One doesn’t have to oppose abortion in the early stages of pregnancy to understand that the discussion on late-term procedures, such as those now permitted by New York and the one being considered in Virginia, must be informed by science. The moral and political landscape of the abortion debate has been altered by the medical advances of the last half-century. To deny that this is so requires a determination to ignore science that far exceeds even the positions of the most extreme global-warming skeptics.

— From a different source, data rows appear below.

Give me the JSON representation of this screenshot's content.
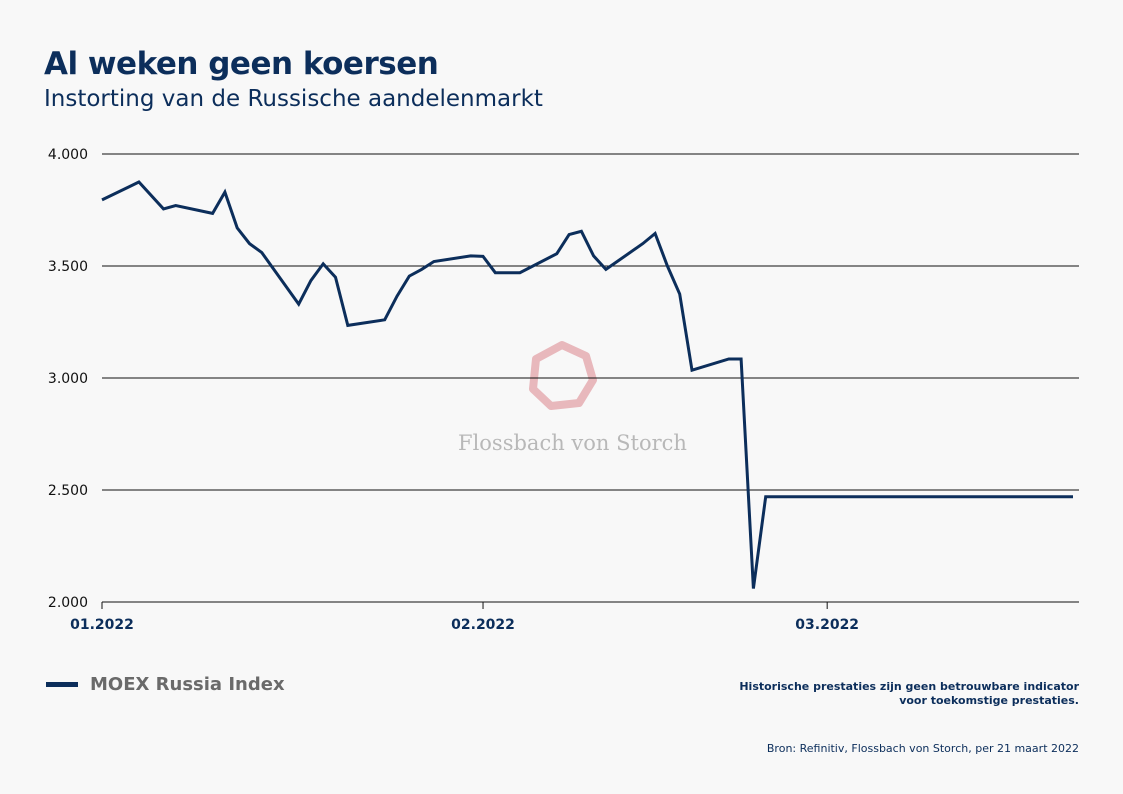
{
  "title": "Al weken geen koersen",
  "subtitle": "Instorting van de Russische aandelenmarkt",
  "legend": {
    "label": "MOEX Russia Index",
    "color": "#0c2e5b"
  },
  "disclaimer": "Historische prestaties zijn geen betrouwbare indicator voor toekomstige prestaties.",
  "source": "Bron: Refinitiv, Flossbach von Storch, per 21 maart 2022",
  "watermark": {
    "text": "Flossbach von Storch",
    "icon": "heptagon-logo-icon",
    "color": "#e8b8bc"
  },
  "chart_data": {
    "type": "line",
    "title": "Al weken geen koersen",
    "subtitle": "Instorting van de Russische aandelenmarkt",
    "xlabel": "",
    "ylabel": "",
    "ylim": [
      2000,
      4000
    ],
    "yticks": [
      2000,
      2500,
      3000,
      3500,
      4000
    ],
    "ytick_labels": [
      "2.000",
      "2.500",
      "3.000",
      "3.500",
      "4.000"
    ],
    "xlim": [
      "2022-01-01",
      "2022-03-21"
    ],
    "xticks": [
      "2022-01-01",
      "2022-02-01",
      "2022-03-01"
    ],
    "xtick_labels": [
      "01.2022",
      "02.2022",
      "03.2022"
    ],
    "grid": "horizontal",
    "legend_position": "bottom-left",
    "series": [
      {
        "name": "MOEX Russia Index",
        "color": "#0c2e5b",
        "x": [
          "2022-01-01",
          "2022-01-04",
          "2022-01-06",
          "2022-01-07",
          "2022-01-10",
          "2022-01-11",
          "2022-01-12",
          "2022-01-13",
          "2022-01-14",
          "2022-01-17",
          "2022-01-18",
          "2022-01-19",
          "2022-01-20",
          "2022-01-21",
          "2022-01-24",
          "2022-01-25",
          "2022-01-26",
          "2022-01-27",
          "2022-01-28",
          "2022-01-31",
          "2022-02-01",
          "2022-02-02",
          "2022-02-03",
          "2022-02-04",
          "2022-02-07",
          "2022-02-08",
          "2022-02-09",
          "2022-02-10",
          "2022-02-11",
          "2022-02-14",
          "2022-02-15",
          "2022-02-16",
          "2022-02-17",
          "2022-02-18",
          "2022-02-21",
          "2022-02-22",
          "2022-02-23",
          "2022-02-24",
          "2022-02-25",
          "2022-02-28",
          "2022-03-01",
          "2022-03-02",
          "2022-03-21"
        ],
        "values": [
          3795,
          3875,
          3755,
          3770,
          3735,
          3830,
          3670,
          3600,
          3560,
          3330,
          3435,
          3510,
          3450,
          3235,
          3260,
          3365,
          3455,
          3485,
          3520,
          3545,
          3543,
          3470,
          3470,
          3470,
          3555,
          3640,
          3655,
          3545,
          3485,
          3600,
          3645,
          3500,
          3375,
          3035,
          3085,
          3085,
          2060,
          2470,
          2470,
          2470,
          2470,
          2470,
          2470
        ]
      }
    ]
  }
}
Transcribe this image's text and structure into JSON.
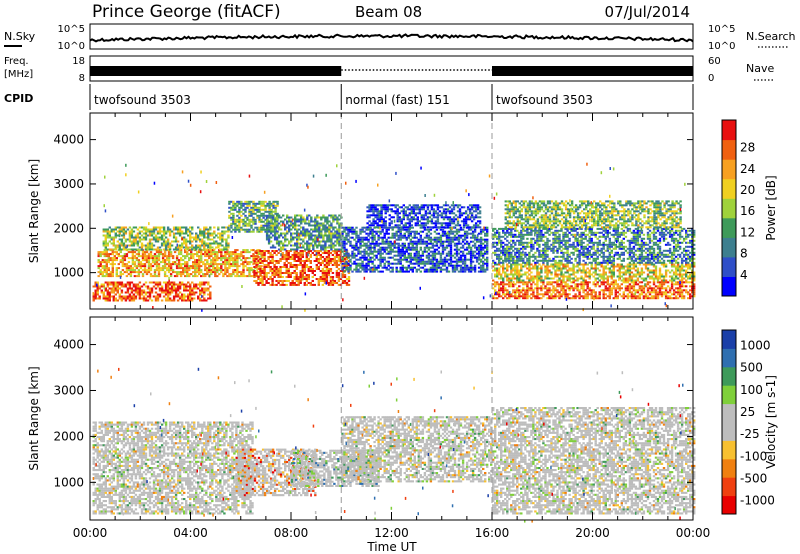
{
  "header": {
    "station": "Prince George (fitACF)",
    "beam": "Beam 08",
    "date": "07/Jul/2014"
  },
  "noise_panel": {
    "left_label": "N.Sky",
    "right_label": "N.Search",
    "left_ticks": [
      "10^5",
      "10^0"
    ],
    "right_ticks": [
      "10^5",
      "10^0"
    ]
  },
  "freq_panel": {
    "left_label_1": "Freq.",
    "left_label_2": "[MHz]",
    "left_ticks": [
      "18",
      "8"
    ],
    "right_label": "Nave",
    "right_ticks": [
      "60",
      "0"
    ]
  },
  "cpid_panel": {
    "label": "CPID",
    "segments": [
      {
        "name": "twofsound 3503",
        "start_h": 0,
        "end_h": 10
      },
      {
        "name": "normal (fast) 151",
        "start_h": 10,
        "end_h": 16
      },
      {
        "name": "twofsound 3503",
        "start_h": 16,
        "end_h": 24
      }
    ]
  },
  "time_axis": {
    "label": "Time UT",
    "ticks": [
      "00:00",
      "04:00",
      "08:00",
      "12:00",
      "16:00",
      "20:00",
      "00:00"
    ]
  },
  "colors": {
    "power_scale": [
      "#0000ff",
      "#2f4fc8",
      "#3d7f8f",
      "#3e9a5a",
      "#9fd23b",
      "#f0d020",
      "#f7a020",
      "#f06010",
      "#e81010"
    ],
    "velocity_scale": [
      "#1a3fa8",
      "#2f6fb0",
      "#3e9a5a",
      "#7fcf3a",
      "#bdbdbd",
      "#bdbdbd",
      "#f7c030",
      "#f08010",
      "#f04010",
      "#e80000"
    ]
  },
  "chart_data": [
    {
      "type": "heatmap",
      "name": "power",
      "ylabel": "Slant Range [km]",
      "xlabel": "",
      "x_range_hours": [
        0,
        24
      ],
      "ylim": [
        180,
        4600
      ],
      "yticks": [
        1000,
        2000,
        3000,
        4000
      ],
      "colorbar": {
        "label": "Power [dB]",
        "ticks": [
          "4",
          "8",
          "12",
          "16",
          "20",
          "24",
          "28"
        ]
      },
      "bands": [
        {
          "t0": 0.1,
          "t1": 4.8,
          "r0": 350,
          "r1": 800,
          "level": 0.85
        },
        {
          "t0": 0.3,
          "t1": 6.8,
          "r0": 900,
          "r1": 1500,
          "level": 0.7
        },
        {
          "t0": 0.5,
          "t1": 5.5,
          "r0": 1500,
          "r1": 2000,
          "level": 0.5
        },
        {
          "t0": 5.5,
          "t1": 7.5,
          "r0": 1900,
          "r1": 2600,
          "level": 0.4
        },
        {
          "t0": 6.5,
          "t1": 10.3,
          "r0": 700,
          "r1": 1500,
          "level": 0.85
        },
        {
          "t0": 7.0,
          "t1": 10.0,
          "r0": 1500,
          "r1": 2300,
          "level": 0.35
        },
        {
          "t0": 10.0,
          "t1": 15.8,
          "r0": 1000,
          "r1": 2000,
          "level": 0.2
        },
        {
          "t0": 11.0,
          "t1": 15.5,
          "r0": 2000,
          "r1": 2500,
          "level": 0.15
        },
        {
          "t0": 16.0,
          "t1": 24.0,
          "r0": 400,
          "r1": 800,
          "level": 0.8
        },
        {
          "t0": 16.0,
          "t1": 24.0,
          "r0": 800,
          "r1": 1200,
          "level": 0.6
        },
        {
          "t0": 16.0,
          "t1": 24.0,
          "r0": 1200,
          "r1": 2000,
          "level": 0.3
        },
        {
          "t0": 16.5,
          "t1": 23.5,
          "r0": 2000,
          "r1": 2600,
          "level": 0.45
        }
      ]
    },
    {
      "type": "heatmap",
      "name": "velocity",
      "ylabel": "Slant Range [km]",
      "xlabel": "Time UT",
      "x_range_hours": [
        0,
        24
      ],
      "ylim": [
        180,
        4600
      ],
      "yticks": [
        1000,
        2000,
        3000,
        4000
      ],
      "colorbar": {
        "label": "Velocity [m s-1]",
        "ticks": [
          "1000",
          "500",
          "100",
          "25",
          "-25",
          "-100",
          "-500",
          "-1000"
        ]
      },
      "bands": [
        {
          "t0": 0.1,
          "t1": 6.5,
          "r0": 300,
          "r1": 2300,
          "level": 0.5
        },
        {
          "t0": 5.8,
          "t1": 9.0,
          "r0": 700,
          "r1": 1700,
          "level": 0.7
        },
        {
          "t0": 8.0,
          "t1": 11.5,
          "r0": 900,
          "r1": 1700,
          "level": 0.35
        },
        {
          "t0": 10.0,
          "t1": 16.0,
          "r0": 1000,
          "r1": 2400,
          "level": 0.5
        },
        {
          "t0": 16.0,
          "t1": 24.0,
          "r0": 300,
          "r1": 2600,
          "level": 0.5
        }
      ]
    }
  ]
}
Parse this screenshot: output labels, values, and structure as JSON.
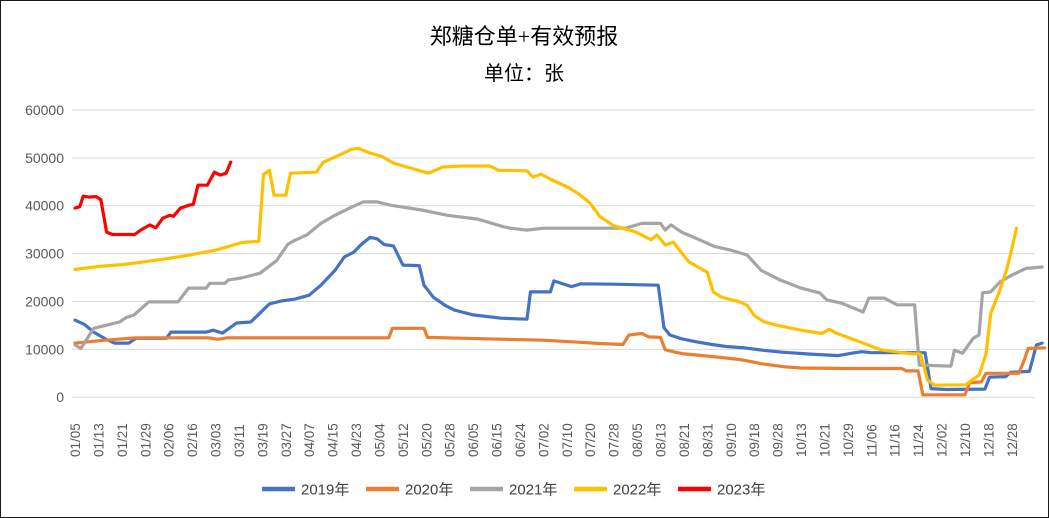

The willingness to justify abortion up until birth is taking us into a moral vacuum created more by politics than any legitimate concern for the rights of women. It’s one thing to say women must have a right to choose. But to assert that women or doctors should have a right to terminate the life of a 40-week-old fetus or a viable infant or even to contemplate the death of an unwanted child born alive despite an attempted  abortion—as was the case of the murders committed by Philadelphia abortion provider Dr. Kermit Gosnell, whose notorious case illustrated what happens when no moral limits are placed on such procedures—is to lead us down the path to a moral abyss.

It is precisely because Jewish religious law on abortion is more nuanced than those of other groups that our faith leaders have the standing to condemn such extreme positions. Rather than engaging in the usual left-right arguments in which liberals and conservatives support their usual allies, Jewish groups should be seeking to help Americans find a middle path that would oppose laws such as those in New York and Virginia, rather than blindly supporting them. No person of faith should stand by silently and support measures that condone the moral equivalent of infanticide.